At one point we had six or eight women in the department,” Korzelius said. “People move, new ones join,” like firefighter-in-training Melissa Ray, a sculptor.

Physical health and safety are top priorities. With help from a federal grant, the department bought a $50K gym to ensure firefighters are in good health and physical condition. The grant also paid for mandated physicals and a vehicle exhaust system to protect firefighters from dangerous fumes — saving the village $85,000.

“Heart attacks are more dangerous health risks than are fires,” Korzelius emphasized.

Staying within a $180,000 budget (2012-2013) is challenging, especially when one set of firefighter turnout gear — boots, pants, coat, gloves, and a Nomex® fiber hood (protects neck area) — is $3,500 without the air pack (breathing apparatus), and $6,000 with it.

“I’m obligated to outfit every person,” Korzelius noted. Clothing lifespan is about 10 years, yet it can become costly, especially if someone chooses not to continue past basic training.

In addition to maintaining volunteers’ health and skills, the department strives for state-of-the-art firefighting equipment. A new pumper truck (pumps water and is used in car accidents) will arrive by December or January to replace 20-year-old Engine 87.

In March, the village Board of Trustees unanimously awarded a $629,438 bid to Pierce Manufacturing Inc., in Appleton, Wisconsin, which is building a 2012 Pierce Velocity exactly to department specifications.

In mid-June, Korzelius and several fire captains visited the plant for a pre-construction meeting. “New-age trucks last 20 or more years,” he explained, waxing mysterious about the color. “It’s a secret, and I’m sure the village will be pleased.”

Integral to the department is its 22-member Junior Corps, the largest in the county.

Residents in the Sleepy Hollow/Tarrytown area ages 14 and 17 may join with parental permission. Members are trained in basics of firefighting and wear the same equipment, have limited call assignments, and must maintain good grades and display good citizenship.

“They (members) hang around the fire station, and when a call comes in, we have 10 to 12 firefighters per alarm, whereas we’d have three to four people on shift if they were paid, a huge savings to taxpayers,” Korzelius stated.

Village Administrator Anthony P. Giaccio praised the department and said the village is proud of its volunteers. “Through the combination of their hard work and Village Board support, the village has been able to provide professional and reliable emergency services that the residents of Sleepy Hollow can depend upon.”

Teen volunteers marched in the Ossining Fireman’s Parade last August, their first judged parade, and received top honors for Best Appearing Junior Corps.

Marine jurisdiction extends south to the Tarrytown border, west halfway out to the Hudson, and north to the Ossining border, encompassing two northern districts.

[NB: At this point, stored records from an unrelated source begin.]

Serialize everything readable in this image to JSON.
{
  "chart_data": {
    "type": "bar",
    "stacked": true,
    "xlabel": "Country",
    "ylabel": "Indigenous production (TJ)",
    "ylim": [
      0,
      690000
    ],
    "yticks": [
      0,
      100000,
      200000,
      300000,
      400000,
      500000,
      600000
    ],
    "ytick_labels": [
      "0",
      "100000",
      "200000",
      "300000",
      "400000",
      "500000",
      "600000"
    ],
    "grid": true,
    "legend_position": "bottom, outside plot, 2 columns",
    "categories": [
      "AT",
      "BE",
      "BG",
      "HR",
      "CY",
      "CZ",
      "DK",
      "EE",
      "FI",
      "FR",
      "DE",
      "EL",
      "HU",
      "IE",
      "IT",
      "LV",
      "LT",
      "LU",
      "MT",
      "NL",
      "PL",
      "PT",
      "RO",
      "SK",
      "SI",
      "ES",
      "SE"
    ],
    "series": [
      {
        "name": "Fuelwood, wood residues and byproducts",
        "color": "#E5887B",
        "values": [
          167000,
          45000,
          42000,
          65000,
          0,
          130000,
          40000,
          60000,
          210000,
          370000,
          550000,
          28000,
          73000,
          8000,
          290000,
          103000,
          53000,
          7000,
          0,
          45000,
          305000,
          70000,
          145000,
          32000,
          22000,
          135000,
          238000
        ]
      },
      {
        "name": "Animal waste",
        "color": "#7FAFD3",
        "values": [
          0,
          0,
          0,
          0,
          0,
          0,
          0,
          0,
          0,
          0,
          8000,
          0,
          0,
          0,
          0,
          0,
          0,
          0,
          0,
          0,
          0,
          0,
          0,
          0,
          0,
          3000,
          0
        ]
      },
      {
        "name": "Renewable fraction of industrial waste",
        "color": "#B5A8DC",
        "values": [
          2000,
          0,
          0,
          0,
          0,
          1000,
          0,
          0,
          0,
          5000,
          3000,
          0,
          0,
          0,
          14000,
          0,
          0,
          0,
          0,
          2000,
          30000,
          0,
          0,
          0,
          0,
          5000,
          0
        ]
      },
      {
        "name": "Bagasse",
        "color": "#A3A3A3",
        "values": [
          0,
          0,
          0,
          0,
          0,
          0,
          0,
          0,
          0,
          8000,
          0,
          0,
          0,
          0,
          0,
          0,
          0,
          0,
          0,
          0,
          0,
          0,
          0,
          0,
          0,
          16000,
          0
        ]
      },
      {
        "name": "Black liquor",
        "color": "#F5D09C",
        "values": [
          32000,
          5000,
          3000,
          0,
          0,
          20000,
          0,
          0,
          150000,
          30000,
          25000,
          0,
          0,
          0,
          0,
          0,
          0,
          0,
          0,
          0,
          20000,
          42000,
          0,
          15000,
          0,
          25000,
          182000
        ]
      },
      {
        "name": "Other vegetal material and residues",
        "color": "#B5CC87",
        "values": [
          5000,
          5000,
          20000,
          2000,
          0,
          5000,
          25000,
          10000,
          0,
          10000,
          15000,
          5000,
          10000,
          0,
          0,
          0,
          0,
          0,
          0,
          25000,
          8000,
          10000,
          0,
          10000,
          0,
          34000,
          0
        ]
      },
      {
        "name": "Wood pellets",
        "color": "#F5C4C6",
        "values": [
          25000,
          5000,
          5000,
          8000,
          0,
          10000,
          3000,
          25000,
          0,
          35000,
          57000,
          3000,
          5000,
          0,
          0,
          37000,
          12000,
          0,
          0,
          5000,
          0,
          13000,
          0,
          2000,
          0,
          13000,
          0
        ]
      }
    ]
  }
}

Boats are kept at the Tarrytown Boat Club, for which Korzelius is grateful.

“They’re very nice to us and never charge a fee. I can’t thank them enough,” he said.

During the past five years, the department was awarded four times for preventing would-be suicides off the bridge. “Water rescues in the Hudson River are treacherous — you have wind, currents, barges and other boats,” Korzelius said.

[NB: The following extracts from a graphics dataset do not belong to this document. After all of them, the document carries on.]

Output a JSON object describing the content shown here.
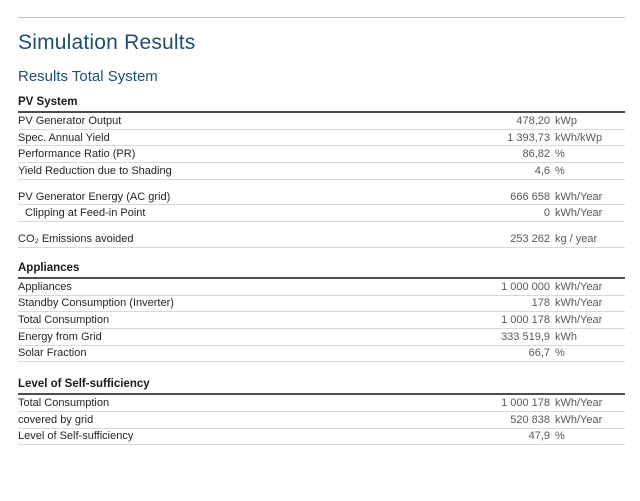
{
  "page": {
    "title": "Simulation Results",
    "subtitle": "Results Total System"
  },
  "colors": {
    "heading_blue": "#1f4e6e",
    "section_rule_dark": "#4d4d4d",
    "row_rule_light": "#d9d9d9",
    "top_rule_gray": "#bfbfbf",
    "label_text": "#262626",
    "value_text": "#595959"
  },
  "sections": [
    {
      "heading": "PV System",
      "groups": [
        {
          "rows": [
            {
              "label": "PV Generator Output",
              "value": "478,20",
              "unit": "kWp"
            },
            {
              "label": "Spec. Annual Yield",
              "value": "1 393,73",
              "unit": "kWh/kWp"
            },
            {
              "label": "Performance Ratio (PR)",
              "value": "86,82",
              "unit": "%"
            },
            {
              "label": "Yield Reduction due to Shading",
              "value": "4,6",
              "unit": "%"
            }
          ]
        },
        {
          "rows": [
            {
              "label": "PV Generator Energy (AC grid)",
              "value": "666 658",
              "unit": "kWh/Year"
            },
            {
              "label": "Clipping at Feed-in Point",
              "value": "0",
              "unit": "kWh/Year"
            }
          ]
        },
        {
          "rows": [
            {
              "label": "CO₂ Emissions avoided",
              "value": "253 262",
              "unit": "kg / year"
            }
          ]
        }
      ]
    },
    {
      "heading": "Appliances",
      "groups": [
        {
          "rows": [
            {
              "label": "Appliances",
              "value": "1 000 000",
              "unit": "kWh/Year"
            },
            {
              "label": "Standby Consumption (Inverter)",
              "value": "178",
              "unit": "kWh/Year"
            },
            {
              "label": "Total Consumption",
              "value": "1 000 178",
              "unit": "kWh/Year"
            },
            {
              "label": "Energy from Grid",
              "value": "333 519,9",
              "unit": "kWh"
            },
            {
              "label": "Solar Fraction",
              "value": "66,7",
              "unit": "%"
            }
          ]
        }
      ]
    },
    {
      "heading": "Level of Self-sufficiency",
      "groups": [
        {
          "rows": [
            {
              "label": "Total Consumption",
              "value": "1 000 178",
              "unit": "kWh/Year"
            },
            {
              "label": "covered by grid",
              "value": "520 838",
              "unit": "kWh/Year"
            },
            {
              "label": "Level of Self-sufficiency",
              "value": "47,9",
              "unit": "%"
            }
          ]
        }
      ]
    }
  ]
}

Not surprisingly, he opposes a Tappan Zee Bridge-park.

“It’s not a good idea for many reasons, foremost is safety,” he declared. Currently, strategically-placed cameras on the bridge notice when a car stops; patrolling the span for would-be jumpers is trickier with pedestrian traffic. “If someone is having a bad day, walking across the span, the risk is greater,” Korzelius observed.

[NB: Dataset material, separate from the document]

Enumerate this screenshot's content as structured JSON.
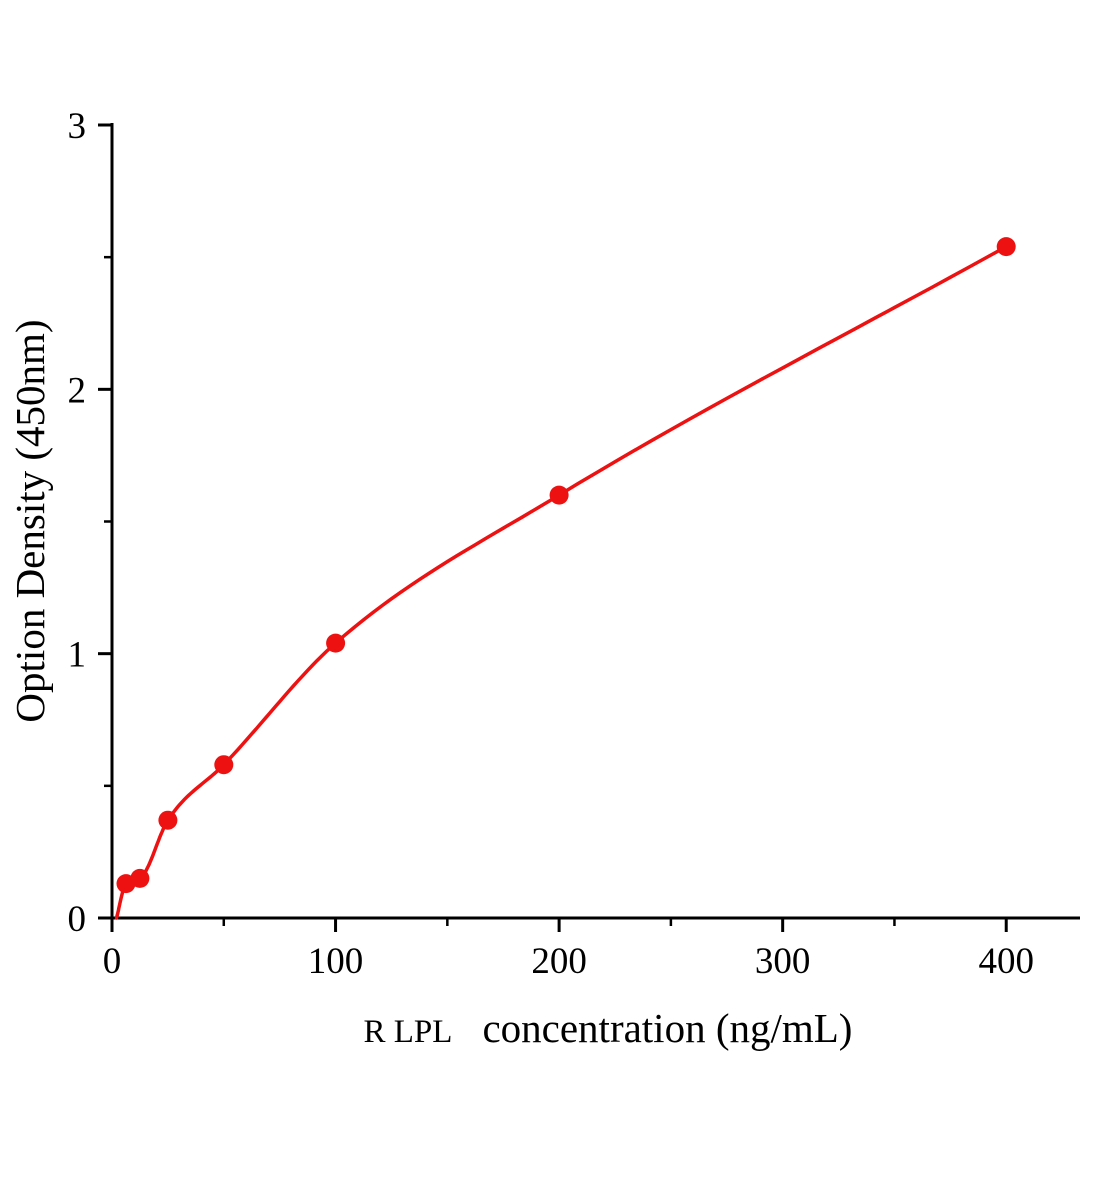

Last October the department hosted its first Open House at the Beekman Street station as part of National Fire Prevention Week (October 9 to 15). The day featured numerous demonstrations, fire truck rides for kids, and valuable fire prevention tips and safety instructions.

Korzelius said a more expansive event planned for the fall will include police and EMS demonstrations.

New members are always welcome; Junior Corps applicants need parental permission. No prior experience is required, and state-approved training is provided for all new members at the Westchester County Emergency Services Fire Training Center in Valhalla.